There now appears to be violent opposition to Penny Mordaunt becoming the next Tory leader (and thus prime minister). This is reflected in a change in the odds where both Rishi Sunak and Kemi Badenoch have seen their odds slashed over the past 24 hours. Compares Sunday’s numbers with Saturday’s- below (on Saturday Badenoch was 20-1 and she didn’t make my frame).
Liz Truss’ odds remain solidly between 5 and 6 to one , Sunak is the new favorite, Badenoch’s odds have halved and Mordant is nearly two to one against having been odds on earlier in the week.
The sentiment seems to be summed up in this tweet.
‘If you’re an ‘Anyone But Mordaunt’ MP (and I’ve met quite a few of those in recent days) and have given up on Truss, then the question is whether Sunak or Kemi would be more likely to sink Penny…’

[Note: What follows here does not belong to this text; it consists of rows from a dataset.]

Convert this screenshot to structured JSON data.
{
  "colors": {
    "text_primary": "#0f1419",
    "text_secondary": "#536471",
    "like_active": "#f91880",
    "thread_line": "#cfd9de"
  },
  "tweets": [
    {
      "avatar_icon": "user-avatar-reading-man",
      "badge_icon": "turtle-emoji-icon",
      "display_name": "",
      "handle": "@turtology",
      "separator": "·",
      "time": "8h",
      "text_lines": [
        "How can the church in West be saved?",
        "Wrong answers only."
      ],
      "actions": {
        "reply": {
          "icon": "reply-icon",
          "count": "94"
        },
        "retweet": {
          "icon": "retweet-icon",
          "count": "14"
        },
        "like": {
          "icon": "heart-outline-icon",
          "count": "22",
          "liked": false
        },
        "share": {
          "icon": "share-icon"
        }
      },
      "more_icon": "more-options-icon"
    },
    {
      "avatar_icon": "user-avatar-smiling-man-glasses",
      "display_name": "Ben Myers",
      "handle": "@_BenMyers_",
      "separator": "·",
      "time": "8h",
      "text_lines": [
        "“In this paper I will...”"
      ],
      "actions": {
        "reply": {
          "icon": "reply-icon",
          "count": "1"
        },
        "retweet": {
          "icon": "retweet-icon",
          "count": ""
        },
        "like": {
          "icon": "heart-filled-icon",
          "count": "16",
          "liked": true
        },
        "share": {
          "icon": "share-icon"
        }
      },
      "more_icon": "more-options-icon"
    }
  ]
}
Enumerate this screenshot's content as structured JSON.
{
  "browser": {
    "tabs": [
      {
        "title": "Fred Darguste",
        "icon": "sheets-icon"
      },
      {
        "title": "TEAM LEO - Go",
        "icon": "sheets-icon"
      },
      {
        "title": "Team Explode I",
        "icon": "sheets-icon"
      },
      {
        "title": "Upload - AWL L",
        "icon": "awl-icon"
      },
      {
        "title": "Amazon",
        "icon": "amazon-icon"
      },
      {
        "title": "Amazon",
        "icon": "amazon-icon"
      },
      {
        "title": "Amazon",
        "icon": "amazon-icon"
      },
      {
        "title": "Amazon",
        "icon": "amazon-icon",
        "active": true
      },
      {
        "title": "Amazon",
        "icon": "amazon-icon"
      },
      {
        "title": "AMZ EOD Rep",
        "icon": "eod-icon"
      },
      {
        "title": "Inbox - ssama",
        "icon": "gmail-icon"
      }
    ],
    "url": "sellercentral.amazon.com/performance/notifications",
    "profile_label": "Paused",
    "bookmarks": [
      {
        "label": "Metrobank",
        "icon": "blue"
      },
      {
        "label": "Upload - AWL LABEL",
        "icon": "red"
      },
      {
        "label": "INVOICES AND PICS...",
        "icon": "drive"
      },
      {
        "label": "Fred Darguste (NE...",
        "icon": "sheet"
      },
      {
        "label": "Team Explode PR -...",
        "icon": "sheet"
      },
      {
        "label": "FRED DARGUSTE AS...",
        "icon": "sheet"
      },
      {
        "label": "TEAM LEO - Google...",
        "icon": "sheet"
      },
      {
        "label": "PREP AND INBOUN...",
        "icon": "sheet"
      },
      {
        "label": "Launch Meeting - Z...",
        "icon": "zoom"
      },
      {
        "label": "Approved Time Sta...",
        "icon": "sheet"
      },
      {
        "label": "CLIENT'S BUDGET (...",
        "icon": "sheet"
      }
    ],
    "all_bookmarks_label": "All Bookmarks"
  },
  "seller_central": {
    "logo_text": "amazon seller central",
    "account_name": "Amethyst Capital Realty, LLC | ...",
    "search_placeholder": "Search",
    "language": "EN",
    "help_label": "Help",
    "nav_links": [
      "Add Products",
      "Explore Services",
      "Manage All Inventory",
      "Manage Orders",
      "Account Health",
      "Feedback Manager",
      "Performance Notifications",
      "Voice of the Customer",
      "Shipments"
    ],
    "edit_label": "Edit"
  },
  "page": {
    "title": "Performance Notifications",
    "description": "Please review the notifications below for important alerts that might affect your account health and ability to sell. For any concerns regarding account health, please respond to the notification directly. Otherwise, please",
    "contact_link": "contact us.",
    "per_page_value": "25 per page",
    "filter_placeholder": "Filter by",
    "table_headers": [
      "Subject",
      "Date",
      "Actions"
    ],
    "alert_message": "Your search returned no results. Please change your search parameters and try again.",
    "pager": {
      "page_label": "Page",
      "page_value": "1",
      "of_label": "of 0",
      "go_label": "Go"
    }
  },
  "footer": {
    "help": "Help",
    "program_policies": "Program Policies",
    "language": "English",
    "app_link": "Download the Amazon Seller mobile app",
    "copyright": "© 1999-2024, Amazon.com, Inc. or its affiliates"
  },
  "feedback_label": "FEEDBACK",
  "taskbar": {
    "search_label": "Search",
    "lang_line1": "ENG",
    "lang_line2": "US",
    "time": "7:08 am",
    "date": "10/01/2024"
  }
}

✍️ Fraser Nelsonhttps://t.co/cOMcIFtRwj
— The Spectator (@spectator) July 16, 2022
Markets may well feel comforted that Rishi Sunak’s tax and spend appears to be gaining ground against the various strands of free market liberalism on offer elsewhere.
But does Rishi really represent a break with the past, or just the Winchester College variation on the same old theme of austerity?
The unexpected Badenoch bounce
The Spectator has conducted some research among conservative activists
This is where the impetus for Badenoch’s halving in odds seems to have come from. While activists don’t necessarily represent the wider membership, there appears to be a new popularity for a candidate who I’d never heard of, before last week!